Key issues regarding the scope of U.S.-Japan FTA negotiations include:

  • How the FTA negotiations will deviate from the agreement that the United States previously reached in TPP. The Administration would likely prefer to treat the market access concessions that Japan made in the earlier agreement as the starting point here, but it is unlikely that Japan will agree. Indeed, as noted above, Japan already signaled that it will not go beyond its TPP commitments with respect to agriculture, forestry, and fishery products.
  • How much flexibility Japan will demonstrate on liberalizing sensitive domestic sectors, such as autos and insurance. Japan has historically been very reluctant to expose these sectors to international competition, but it agreed to liberalize them in TPP to some extent. As noted above, the Trump-Abe joint statement identifies increased market access for autos as a top priority for the United States. In addition, USTR’s notification letter to Congress identifies both autos and services as being among the sectors “challenged by multiple tariff and non-tariff barriers for decades, leading to chronic U.S. trade imbalances with Japan.”
  • How, if at all, the negotiations will address the Section 232 tariffs. As noted above, Japan has thus far refrained from retaliating against the United States for its tariffs on aluminum and steel. It may be less conciliatory, however, if the United States were to extend the tariffs to the automotive sector. The Trump-Abe joint statement’s commitment to “refrain from taking measures against the spirit of this joint statement during the process of these consultations[]” suggests that there is currently an informal moratorium on further tariffs, and Prime Minister Abe told the Financial Times that he understood the United States had committed not to impose Section 232 tariffs on autos and auto parts while negotiations are pending.5 However, it is unclear how long this moratorium will last.

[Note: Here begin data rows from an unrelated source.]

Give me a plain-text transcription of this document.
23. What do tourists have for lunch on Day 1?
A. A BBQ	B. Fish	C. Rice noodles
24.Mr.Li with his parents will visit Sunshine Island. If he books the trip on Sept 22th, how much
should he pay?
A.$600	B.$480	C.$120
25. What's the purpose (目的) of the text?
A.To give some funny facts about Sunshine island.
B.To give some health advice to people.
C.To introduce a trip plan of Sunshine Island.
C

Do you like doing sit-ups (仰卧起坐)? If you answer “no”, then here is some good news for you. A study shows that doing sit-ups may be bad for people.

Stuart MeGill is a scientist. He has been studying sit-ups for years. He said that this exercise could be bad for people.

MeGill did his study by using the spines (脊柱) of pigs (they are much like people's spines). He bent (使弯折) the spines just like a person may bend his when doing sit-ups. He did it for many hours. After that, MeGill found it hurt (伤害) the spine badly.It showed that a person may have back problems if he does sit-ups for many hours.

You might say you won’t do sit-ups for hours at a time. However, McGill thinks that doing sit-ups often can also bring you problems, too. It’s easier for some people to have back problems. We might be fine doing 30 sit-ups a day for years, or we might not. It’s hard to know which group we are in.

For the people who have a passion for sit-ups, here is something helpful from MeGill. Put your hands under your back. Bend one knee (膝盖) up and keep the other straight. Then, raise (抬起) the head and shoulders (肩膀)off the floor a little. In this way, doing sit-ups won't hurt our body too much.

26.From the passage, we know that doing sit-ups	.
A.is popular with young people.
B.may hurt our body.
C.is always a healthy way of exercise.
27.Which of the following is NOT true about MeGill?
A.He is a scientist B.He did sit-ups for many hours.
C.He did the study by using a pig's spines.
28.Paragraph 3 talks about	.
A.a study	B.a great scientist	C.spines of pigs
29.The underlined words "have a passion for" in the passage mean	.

Like other U.S. FTAs, the U.S.-EU, U.S.-UK and U.S.-Japan FTAs have the potential to establish new rules that will affect companies and workers across the entire spectrum of the economy, from goods manufacturers to service suppliers, companies involved in digital trade, farmers and ranchers, and so on. The ultimate impact of each agreement is not yet clear, however, as it will depend on the final scope of each negotiation. In addition, as the outcome of the USMCA negotiations illustrates, the Trump Administration is committed to changing the U.S. approach on certain key issues (e.g., auto trade, government procurement rules, investment protections). Potentially impacted companies would be well advised to follow the negotiations closely to ensure their interests are protected.